The ECB would (presumably) respond if the prospect of deflation became more likely. But would it be able to stave off falling prices through its version of quantitative easing? There are concerns that large-scale purchases of assets by the ECB might not be as effective as anticipated. Interest rates have already fallen and are unlikely to fall further. Moreover, the decline in borrowing costs for Greece and other sovereign borrowers may have already have factored in ECB intervention.
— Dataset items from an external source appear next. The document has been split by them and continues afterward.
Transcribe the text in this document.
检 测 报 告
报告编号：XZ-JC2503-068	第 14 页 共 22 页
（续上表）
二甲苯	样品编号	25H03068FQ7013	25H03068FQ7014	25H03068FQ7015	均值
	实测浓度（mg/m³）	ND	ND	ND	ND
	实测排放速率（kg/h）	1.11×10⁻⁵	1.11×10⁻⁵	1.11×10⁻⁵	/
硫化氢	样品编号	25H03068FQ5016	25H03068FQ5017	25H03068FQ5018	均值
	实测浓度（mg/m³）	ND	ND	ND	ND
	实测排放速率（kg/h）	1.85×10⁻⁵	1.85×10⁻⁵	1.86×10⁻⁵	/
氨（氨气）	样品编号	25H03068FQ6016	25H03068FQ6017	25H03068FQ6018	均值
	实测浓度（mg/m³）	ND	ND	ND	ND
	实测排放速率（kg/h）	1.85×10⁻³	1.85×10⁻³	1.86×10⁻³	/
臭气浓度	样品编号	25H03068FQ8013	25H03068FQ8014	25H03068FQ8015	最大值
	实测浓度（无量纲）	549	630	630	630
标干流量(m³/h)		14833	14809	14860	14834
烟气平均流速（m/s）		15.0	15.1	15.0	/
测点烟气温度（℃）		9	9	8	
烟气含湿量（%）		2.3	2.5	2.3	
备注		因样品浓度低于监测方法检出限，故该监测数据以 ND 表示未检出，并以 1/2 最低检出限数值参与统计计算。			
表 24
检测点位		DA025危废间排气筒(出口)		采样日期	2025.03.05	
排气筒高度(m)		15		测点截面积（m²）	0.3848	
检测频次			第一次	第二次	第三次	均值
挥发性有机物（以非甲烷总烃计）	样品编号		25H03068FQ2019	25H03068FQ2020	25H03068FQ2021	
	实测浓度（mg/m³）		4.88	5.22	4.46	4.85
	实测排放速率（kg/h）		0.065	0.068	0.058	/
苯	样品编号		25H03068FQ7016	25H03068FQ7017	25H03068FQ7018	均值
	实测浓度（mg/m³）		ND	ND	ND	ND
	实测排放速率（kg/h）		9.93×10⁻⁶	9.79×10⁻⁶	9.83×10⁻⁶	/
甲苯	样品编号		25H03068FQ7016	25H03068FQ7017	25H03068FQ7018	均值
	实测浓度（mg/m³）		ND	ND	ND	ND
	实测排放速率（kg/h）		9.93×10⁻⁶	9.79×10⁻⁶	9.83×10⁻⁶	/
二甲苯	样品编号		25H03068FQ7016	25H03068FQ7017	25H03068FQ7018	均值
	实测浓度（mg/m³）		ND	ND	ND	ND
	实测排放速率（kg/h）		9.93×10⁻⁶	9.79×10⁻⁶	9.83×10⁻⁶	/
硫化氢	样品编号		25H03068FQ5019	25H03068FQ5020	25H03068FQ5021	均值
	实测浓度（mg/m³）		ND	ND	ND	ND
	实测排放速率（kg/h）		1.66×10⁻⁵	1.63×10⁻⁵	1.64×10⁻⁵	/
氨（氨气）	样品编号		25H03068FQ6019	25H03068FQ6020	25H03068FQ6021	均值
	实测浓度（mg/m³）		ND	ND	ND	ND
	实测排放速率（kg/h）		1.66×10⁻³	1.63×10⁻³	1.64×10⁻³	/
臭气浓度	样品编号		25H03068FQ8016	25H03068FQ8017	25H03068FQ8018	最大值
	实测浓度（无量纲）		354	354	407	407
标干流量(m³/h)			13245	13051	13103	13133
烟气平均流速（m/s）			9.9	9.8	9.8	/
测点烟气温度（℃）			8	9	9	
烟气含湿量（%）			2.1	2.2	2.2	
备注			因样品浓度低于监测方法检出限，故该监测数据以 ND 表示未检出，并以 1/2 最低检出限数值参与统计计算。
Draghi’s pledge in 2012 to do “whatever it takes” to protect the euro undoubtedly lowered concerns about a collapse of the Eurozone. But, as I have argued before, the confidence within the Eurozone inspired by the ECB’s powers could vanish, particularly if there were doubts about the ECB’s ability to actually accomplish whatever it takes to avoid deflation. Lower borrowing costs based on faith in the ECB will ease conditions in the Eurozone crisis countries. But they need to be backed up by improving economic fundamentals before they are seen as justified. Until then, purchasing sovereign debt is a high-risk proposition, no matter what the interest rates signal.